Location: node/src/main/resources/defaults.conf

Type: Double (0.0 to 1.0)

Default Value: 0 (no synchrony gate)

What Different Values Mean

The threshold represents the minimum fraction of other validators' stake (excluding the proposer's own stake) that must have produced new blocks since the validator's last proposal.

  • threshold = 0.0: Requires 0% of other stake to have seen new blocks (effectively disabled)
  • threshold = 0.33: Requires 33% of other stake to have produced new blocks
  • threshold = 0.5: Requires 50% of other stake (simple majority)
  • threshold = 0.67: Requires 67% of other stake (Byzantine fault tolerance threshold)
  • threshold = 1.0: Requires 100% of other stake (all validators must have produced new blocks)

Byzantine Fault Tolerance

The default value of 0.67 (2/3 majority) aligns with the Byzantine fault tolerance threshold used in many BFT consensus protocols.

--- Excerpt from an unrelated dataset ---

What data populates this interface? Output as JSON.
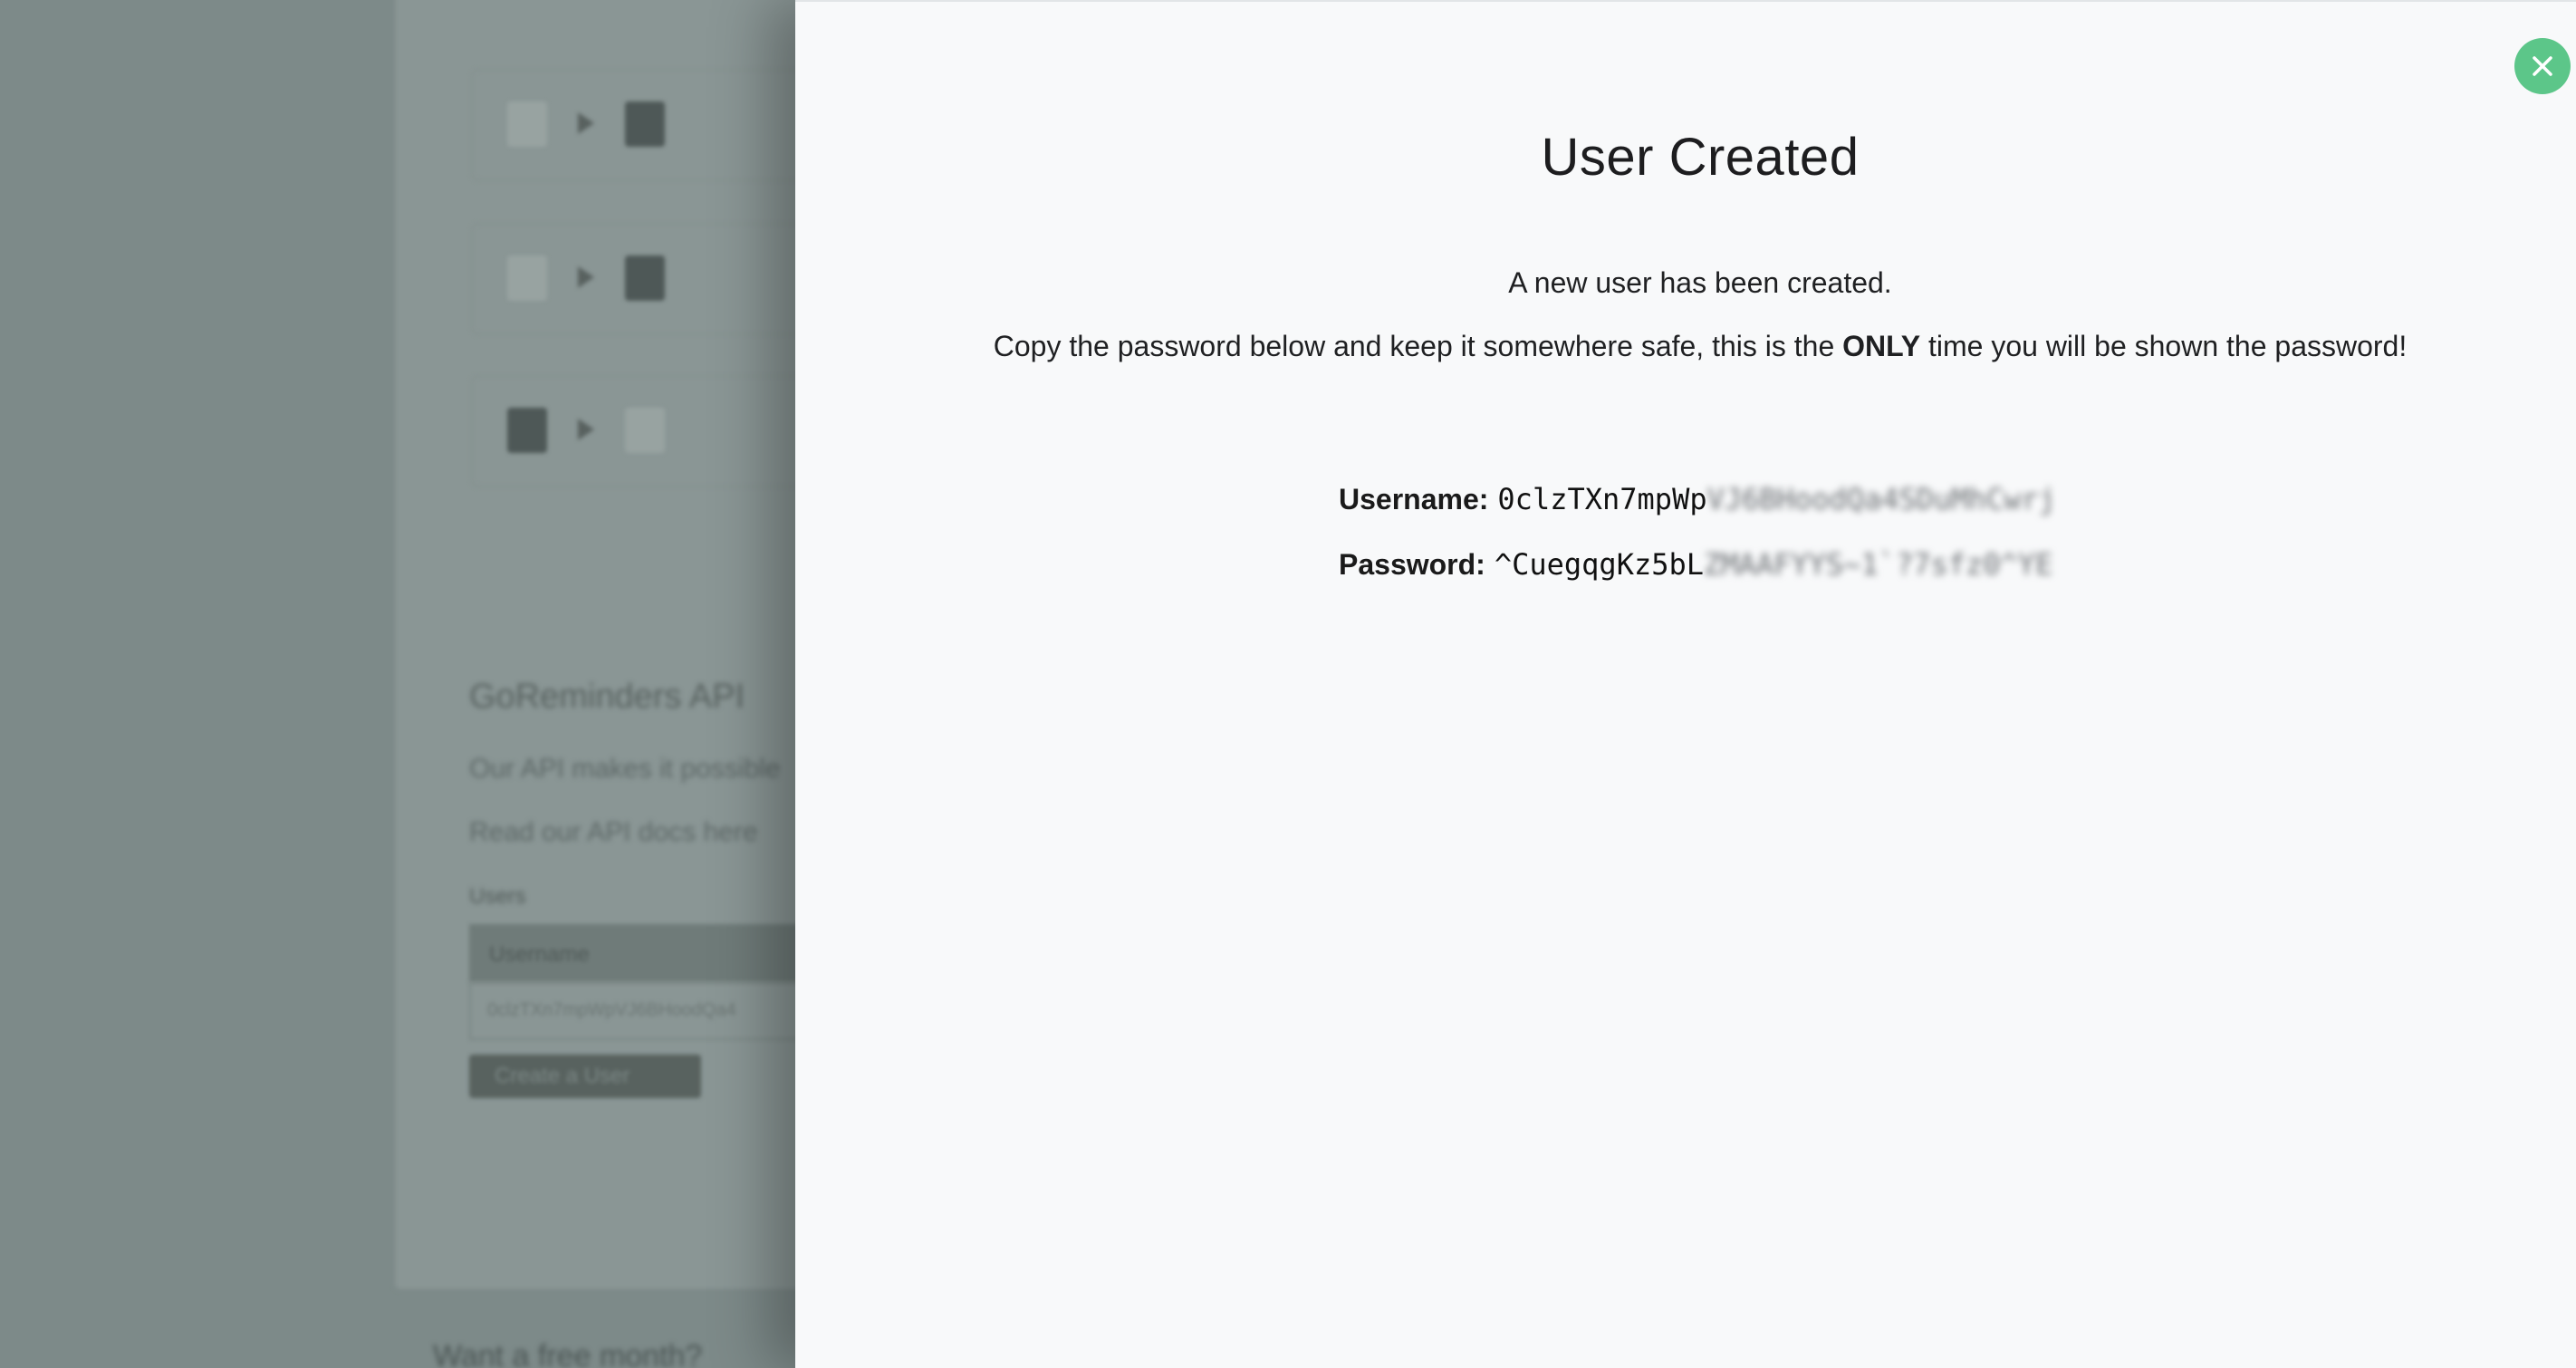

This value ensures that:

  1. At least 2/3 of the stake (excluding the proposer) must have participated since the last proposal
  2. This matches the typical BFT assumption that < 1/3 of validators can be faulty
  3. Blocks are only created when there's strong evidence of network-wide participation

Known Issues: Single Validator Networks

The Problem

Even with synchrony-constraint-threshold = 0.0, validators in very small networks get the NotEnoughNewBlocks error and their blocks are orphaned forever.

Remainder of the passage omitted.